Os resfriados repetitivos, as febres, as famosas viroses infantis nos primeiros anos de vida que são até motivo de chacota nas mídias sociais, nada mais são que a precoce idade das crianças para as creches e os vírus começam a passar de uma para outra, principalmente porque muitas mães, impossibilitadas de faltar ao trabalho, levam seus filhos mesmo doentes para as creches. E isso eu sempre peço aos pais: uma criança enferma, com febre, por favor, fiquem com elas. Deem carinho, cuidem delas. O problema, além de puramente de contágio e da idade, também tem um pouco de um fator imunológico. Crianças tristes, sofridas, infelizes, abandonadas, sem atenção, crescem mais devagar, alimentam-se mal e têm maior tendência a apresentarem problemas infecciosos mais frequentes e mais precocemente, mas o problema pior, pode ter certeza, é a questão emocional…

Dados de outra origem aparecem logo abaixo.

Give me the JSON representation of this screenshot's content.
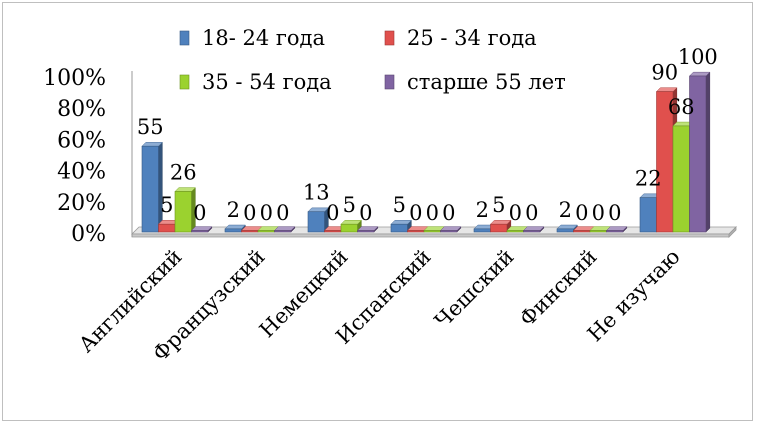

Blog – Há situações em que o pai fica em casa para não colocar o filho na creche. A creche é assim tão prejudicial, quando comparada com a presença da família, que vale fazer de tudo para estarcom a criança?

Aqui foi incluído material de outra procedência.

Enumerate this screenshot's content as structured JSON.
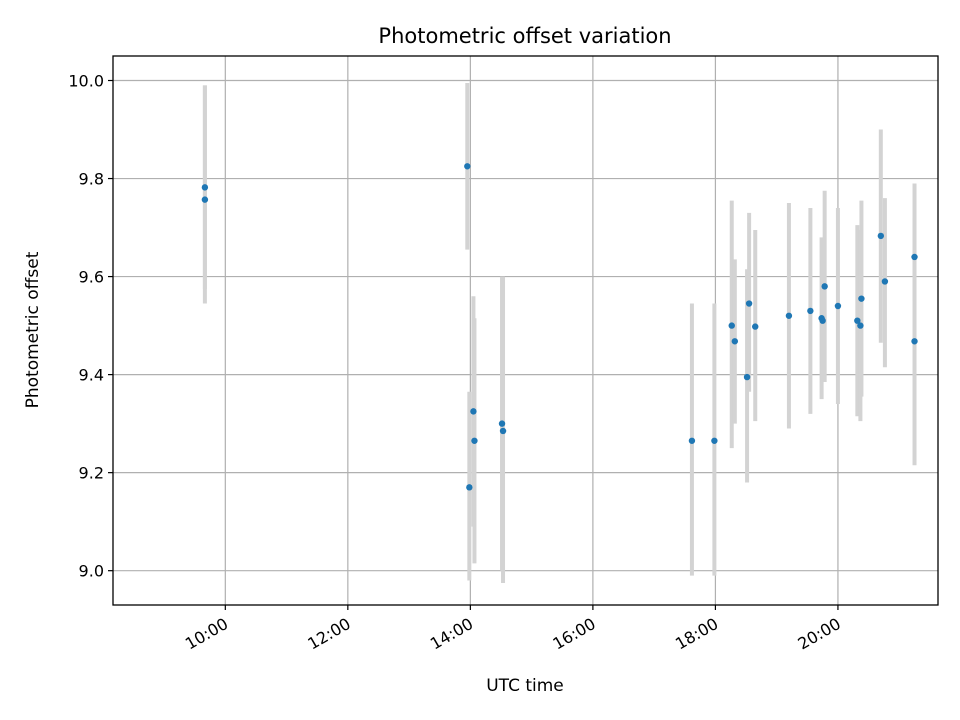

Tenho visto pais maravilhosos que assumem com muito gosto e dedicação o cuidar dos filhos. Acho isso maravilhoso e se os pais e mães se adaptam a isso nada a criticar. Eu faço pediatria há mais de 40 anos e certas crianças, nunca vêm com a mãe, quase sempre é o pai ou a avô. É muito frequente também mulheres que dizem: “eu não queria ter filhos, ele queria. Então, ele assume o cuidado”. Se o pai é amoroso e cuidadoso é muito melhor do que deixar numa creche ou com pessoas estranhas, profissionais que nunca, conseguem transmitir com a mesma intensidade o afeto dos pais.